Using a panel database from 10 emerging countries between 1996 and 2015, we first find that FDI strongly and positively contributes to the development of the public-service sectors in the recipient nations, except for the electricity sector. We further find that, while greenfield investment has a positive influence on the development of telecommunication and transportation sectors, cross-border M&A has no developmental impact, possibly due to their differences in nature and, thus, they may produce different impacts on the host country. We also document that, when controlling for corruption, the study can provide a more in-depth insight into the impact of FDI and its two components. We found that in a corrupt environment, aggregate FDI might have no influence on all three public-service sectors, possibly because the two contradictory influences of corruption and two types of FDI components seem to cancel each other out.
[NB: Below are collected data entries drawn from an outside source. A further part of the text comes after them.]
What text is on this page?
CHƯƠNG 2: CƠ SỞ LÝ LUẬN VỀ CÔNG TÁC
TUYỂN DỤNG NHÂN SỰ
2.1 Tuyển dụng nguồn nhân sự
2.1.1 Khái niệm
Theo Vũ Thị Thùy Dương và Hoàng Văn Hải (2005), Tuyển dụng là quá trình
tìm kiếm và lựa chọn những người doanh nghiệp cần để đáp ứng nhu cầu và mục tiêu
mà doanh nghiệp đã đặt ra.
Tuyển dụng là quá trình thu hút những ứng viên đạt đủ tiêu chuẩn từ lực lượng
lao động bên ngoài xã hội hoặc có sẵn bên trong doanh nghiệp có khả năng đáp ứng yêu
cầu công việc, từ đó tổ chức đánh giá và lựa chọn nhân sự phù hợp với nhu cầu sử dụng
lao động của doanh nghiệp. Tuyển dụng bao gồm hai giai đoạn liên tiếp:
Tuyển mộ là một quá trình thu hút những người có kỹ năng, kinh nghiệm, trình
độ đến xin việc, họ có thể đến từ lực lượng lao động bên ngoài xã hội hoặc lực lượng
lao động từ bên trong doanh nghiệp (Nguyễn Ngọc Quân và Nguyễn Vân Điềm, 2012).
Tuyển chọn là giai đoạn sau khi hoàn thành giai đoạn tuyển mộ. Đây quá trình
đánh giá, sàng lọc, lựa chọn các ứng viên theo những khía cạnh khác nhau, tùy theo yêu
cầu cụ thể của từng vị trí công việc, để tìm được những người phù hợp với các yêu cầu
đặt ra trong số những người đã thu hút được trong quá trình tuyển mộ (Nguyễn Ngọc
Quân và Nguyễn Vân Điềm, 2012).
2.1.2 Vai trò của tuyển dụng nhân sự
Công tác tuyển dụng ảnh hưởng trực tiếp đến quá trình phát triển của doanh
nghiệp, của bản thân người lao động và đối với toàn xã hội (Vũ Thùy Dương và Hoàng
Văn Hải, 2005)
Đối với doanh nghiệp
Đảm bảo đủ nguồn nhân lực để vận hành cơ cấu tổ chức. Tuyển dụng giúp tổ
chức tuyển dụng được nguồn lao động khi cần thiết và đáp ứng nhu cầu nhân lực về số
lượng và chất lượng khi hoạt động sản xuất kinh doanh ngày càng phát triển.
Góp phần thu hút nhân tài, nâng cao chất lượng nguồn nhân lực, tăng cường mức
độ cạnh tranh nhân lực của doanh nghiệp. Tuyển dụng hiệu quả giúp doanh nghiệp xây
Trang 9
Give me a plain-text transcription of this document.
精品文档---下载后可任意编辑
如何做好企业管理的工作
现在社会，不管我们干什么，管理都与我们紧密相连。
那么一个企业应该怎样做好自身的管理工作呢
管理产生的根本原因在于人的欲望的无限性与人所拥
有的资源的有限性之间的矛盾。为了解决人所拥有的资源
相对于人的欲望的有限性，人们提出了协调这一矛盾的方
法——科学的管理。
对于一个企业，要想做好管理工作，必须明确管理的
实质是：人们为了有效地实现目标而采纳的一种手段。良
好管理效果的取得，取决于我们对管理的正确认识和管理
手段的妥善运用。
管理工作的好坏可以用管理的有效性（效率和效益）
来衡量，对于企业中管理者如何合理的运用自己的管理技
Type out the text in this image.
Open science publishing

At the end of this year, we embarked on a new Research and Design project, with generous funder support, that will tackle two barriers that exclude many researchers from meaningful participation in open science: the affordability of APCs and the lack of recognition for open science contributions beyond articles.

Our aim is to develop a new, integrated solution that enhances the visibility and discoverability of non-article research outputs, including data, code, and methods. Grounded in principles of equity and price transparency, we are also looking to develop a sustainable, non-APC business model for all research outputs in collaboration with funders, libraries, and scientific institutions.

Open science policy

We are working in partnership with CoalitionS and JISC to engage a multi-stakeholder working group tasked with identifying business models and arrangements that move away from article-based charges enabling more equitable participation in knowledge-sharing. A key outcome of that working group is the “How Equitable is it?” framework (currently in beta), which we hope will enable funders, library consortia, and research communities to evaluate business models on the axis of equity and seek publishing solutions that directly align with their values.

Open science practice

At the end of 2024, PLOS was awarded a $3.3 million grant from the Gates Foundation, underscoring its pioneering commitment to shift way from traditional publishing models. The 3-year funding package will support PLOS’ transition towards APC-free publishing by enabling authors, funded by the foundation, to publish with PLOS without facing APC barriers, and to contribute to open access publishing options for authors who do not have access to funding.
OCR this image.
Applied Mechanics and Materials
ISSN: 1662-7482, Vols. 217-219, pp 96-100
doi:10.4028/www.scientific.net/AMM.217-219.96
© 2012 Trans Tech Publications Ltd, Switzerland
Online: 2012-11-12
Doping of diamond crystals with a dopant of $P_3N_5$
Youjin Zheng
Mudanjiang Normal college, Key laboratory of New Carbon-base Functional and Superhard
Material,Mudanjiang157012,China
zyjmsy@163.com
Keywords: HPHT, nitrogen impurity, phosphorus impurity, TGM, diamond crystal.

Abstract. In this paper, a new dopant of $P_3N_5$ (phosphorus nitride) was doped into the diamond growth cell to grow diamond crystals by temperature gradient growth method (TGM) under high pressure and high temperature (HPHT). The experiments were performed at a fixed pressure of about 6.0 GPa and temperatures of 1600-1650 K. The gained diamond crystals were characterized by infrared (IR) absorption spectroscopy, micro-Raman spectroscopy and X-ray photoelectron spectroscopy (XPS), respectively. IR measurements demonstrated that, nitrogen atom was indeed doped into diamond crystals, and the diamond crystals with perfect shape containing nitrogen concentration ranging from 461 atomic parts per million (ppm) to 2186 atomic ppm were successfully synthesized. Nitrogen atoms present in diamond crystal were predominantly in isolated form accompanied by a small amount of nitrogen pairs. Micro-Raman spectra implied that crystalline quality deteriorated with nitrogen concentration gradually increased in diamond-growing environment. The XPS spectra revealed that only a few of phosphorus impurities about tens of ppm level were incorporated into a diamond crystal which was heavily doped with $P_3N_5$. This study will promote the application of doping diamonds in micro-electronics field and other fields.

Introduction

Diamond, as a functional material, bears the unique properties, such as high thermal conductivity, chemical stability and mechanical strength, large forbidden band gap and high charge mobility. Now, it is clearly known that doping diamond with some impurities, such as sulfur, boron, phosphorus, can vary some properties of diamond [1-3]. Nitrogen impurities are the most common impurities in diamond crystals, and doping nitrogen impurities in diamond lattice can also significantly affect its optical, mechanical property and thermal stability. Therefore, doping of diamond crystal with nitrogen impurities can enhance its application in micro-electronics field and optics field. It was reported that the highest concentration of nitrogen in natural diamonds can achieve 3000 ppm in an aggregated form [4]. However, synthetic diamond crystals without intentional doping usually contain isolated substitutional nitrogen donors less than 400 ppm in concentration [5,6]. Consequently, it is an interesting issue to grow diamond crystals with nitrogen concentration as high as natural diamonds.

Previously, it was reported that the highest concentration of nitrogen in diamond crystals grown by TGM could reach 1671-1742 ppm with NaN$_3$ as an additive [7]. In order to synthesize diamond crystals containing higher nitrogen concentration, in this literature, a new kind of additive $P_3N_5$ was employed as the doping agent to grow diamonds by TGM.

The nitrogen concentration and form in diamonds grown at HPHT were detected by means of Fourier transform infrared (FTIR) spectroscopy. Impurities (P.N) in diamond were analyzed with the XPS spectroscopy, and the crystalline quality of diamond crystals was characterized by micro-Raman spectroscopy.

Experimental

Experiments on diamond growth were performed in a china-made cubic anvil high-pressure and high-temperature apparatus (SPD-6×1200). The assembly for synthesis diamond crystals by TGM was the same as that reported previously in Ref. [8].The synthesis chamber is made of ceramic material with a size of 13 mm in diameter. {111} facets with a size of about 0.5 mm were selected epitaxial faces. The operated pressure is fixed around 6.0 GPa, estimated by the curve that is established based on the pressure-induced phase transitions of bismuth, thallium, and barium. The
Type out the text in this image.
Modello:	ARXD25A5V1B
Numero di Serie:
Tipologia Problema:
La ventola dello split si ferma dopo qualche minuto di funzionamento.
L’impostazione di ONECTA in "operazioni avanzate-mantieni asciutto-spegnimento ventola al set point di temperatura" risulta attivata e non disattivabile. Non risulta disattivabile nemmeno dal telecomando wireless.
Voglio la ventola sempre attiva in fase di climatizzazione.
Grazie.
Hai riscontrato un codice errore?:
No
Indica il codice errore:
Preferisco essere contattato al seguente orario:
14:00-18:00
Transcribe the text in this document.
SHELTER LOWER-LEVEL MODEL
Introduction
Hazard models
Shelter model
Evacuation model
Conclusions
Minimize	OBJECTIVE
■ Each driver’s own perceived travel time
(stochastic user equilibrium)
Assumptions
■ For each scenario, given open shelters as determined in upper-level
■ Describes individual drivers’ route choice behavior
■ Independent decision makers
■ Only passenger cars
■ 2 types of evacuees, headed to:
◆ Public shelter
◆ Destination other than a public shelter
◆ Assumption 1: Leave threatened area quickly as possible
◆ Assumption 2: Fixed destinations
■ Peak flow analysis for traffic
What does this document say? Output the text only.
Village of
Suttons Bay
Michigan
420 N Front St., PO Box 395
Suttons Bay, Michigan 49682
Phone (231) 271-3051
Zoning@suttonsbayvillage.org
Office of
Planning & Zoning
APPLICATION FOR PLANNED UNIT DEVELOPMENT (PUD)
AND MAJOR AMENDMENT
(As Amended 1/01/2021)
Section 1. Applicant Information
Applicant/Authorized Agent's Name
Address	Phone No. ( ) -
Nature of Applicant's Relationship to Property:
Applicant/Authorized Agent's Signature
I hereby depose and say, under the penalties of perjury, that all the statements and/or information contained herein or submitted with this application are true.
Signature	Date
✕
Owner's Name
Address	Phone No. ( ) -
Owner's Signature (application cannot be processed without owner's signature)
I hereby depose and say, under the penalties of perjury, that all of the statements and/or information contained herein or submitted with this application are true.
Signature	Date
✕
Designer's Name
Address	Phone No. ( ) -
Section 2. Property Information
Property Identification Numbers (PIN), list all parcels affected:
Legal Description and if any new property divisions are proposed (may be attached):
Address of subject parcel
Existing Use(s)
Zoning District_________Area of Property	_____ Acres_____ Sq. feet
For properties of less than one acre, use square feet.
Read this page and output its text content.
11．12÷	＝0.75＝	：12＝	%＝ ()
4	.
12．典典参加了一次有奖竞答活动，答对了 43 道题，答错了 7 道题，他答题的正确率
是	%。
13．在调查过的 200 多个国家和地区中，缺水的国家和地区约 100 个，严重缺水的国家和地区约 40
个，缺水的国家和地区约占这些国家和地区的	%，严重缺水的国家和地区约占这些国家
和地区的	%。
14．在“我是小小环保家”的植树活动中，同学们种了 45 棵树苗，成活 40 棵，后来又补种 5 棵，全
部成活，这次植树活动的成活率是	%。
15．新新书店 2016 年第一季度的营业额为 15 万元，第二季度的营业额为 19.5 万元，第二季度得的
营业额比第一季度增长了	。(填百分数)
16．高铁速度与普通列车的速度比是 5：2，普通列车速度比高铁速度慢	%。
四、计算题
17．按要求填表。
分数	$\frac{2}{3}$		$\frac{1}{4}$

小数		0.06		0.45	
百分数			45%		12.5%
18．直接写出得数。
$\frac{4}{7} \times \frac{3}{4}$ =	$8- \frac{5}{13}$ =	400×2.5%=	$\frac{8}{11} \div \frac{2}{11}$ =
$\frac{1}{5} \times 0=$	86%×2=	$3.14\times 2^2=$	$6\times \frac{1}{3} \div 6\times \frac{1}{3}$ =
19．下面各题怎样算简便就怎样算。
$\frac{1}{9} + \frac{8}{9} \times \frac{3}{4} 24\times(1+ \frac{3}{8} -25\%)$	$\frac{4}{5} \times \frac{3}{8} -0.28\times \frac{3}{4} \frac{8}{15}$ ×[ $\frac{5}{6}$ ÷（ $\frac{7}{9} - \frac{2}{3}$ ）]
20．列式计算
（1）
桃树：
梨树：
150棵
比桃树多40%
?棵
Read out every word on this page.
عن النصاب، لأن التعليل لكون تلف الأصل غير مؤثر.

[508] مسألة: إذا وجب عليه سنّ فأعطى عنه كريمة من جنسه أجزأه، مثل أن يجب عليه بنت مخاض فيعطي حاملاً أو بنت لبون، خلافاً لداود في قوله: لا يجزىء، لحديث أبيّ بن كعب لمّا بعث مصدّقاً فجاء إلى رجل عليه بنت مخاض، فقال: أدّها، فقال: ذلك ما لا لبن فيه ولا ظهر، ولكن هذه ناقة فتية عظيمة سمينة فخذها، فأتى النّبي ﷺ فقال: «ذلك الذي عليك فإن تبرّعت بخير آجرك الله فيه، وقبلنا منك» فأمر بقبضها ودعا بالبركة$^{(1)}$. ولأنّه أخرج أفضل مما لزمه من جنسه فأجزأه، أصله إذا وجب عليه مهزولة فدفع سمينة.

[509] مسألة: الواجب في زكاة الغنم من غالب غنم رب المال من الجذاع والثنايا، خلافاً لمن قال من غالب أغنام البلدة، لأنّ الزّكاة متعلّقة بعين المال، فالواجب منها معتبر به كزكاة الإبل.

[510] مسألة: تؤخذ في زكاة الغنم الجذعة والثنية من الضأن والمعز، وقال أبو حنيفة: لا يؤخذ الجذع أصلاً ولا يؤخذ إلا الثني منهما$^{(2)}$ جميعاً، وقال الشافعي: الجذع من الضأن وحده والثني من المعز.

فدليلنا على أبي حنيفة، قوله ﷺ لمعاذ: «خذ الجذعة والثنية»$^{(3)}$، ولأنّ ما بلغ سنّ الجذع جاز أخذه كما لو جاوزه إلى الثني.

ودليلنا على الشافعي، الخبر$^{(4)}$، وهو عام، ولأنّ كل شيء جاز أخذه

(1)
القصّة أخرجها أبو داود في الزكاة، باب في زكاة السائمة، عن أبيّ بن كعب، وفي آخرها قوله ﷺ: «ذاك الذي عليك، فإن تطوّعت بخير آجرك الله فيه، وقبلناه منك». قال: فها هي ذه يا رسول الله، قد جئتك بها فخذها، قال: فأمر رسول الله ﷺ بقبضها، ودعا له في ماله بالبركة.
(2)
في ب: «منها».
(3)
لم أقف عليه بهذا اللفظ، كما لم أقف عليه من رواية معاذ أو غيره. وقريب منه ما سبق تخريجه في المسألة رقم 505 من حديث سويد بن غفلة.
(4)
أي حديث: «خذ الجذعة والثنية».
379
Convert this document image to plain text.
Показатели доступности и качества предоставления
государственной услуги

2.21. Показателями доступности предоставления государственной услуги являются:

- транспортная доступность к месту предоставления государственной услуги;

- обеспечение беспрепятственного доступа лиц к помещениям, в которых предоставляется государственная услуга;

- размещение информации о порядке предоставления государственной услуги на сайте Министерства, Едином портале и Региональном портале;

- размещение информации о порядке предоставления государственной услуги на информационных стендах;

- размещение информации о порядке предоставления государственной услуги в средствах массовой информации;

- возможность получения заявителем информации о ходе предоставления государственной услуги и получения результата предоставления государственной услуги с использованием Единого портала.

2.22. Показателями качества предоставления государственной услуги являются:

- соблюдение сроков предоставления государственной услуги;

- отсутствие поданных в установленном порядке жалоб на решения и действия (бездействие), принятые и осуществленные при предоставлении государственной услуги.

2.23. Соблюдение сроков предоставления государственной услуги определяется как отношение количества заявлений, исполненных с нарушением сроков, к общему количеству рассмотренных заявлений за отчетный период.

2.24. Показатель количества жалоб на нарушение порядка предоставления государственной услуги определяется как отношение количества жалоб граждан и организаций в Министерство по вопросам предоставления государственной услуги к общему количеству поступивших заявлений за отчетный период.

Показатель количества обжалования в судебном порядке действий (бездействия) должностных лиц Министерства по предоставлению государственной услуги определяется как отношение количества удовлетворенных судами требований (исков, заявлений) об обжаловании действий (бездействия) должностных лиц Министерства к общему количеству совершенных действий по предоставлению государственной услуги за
Taken together, our study may contribute to the literature by providing evidence that, since the modes of entry are different in nature, they can have different influences on the development of public-service sectors. These findings therefore suggest that policymakers, when building their strategy to attract FDI, should take the modes of entry into consideration since only FDI investment in the form of greenfield can have a positive impact on the recipient countries. However, in order to benefit more from FDI activities, emerging countries need to control the level of corruption because, in a highly corrupt environment, greenfield investment might contribute no developmental impact on the host countries. In addition, the different impact of FDI among the three public-service sectors also implies that FDI investors need to focus on areas where they possess advantages (i.e., superior experts and technological advances like telecommunication) and be wary of participating in areas that continue to be very government-dependent such as electricity to reduce risks and uncertainties.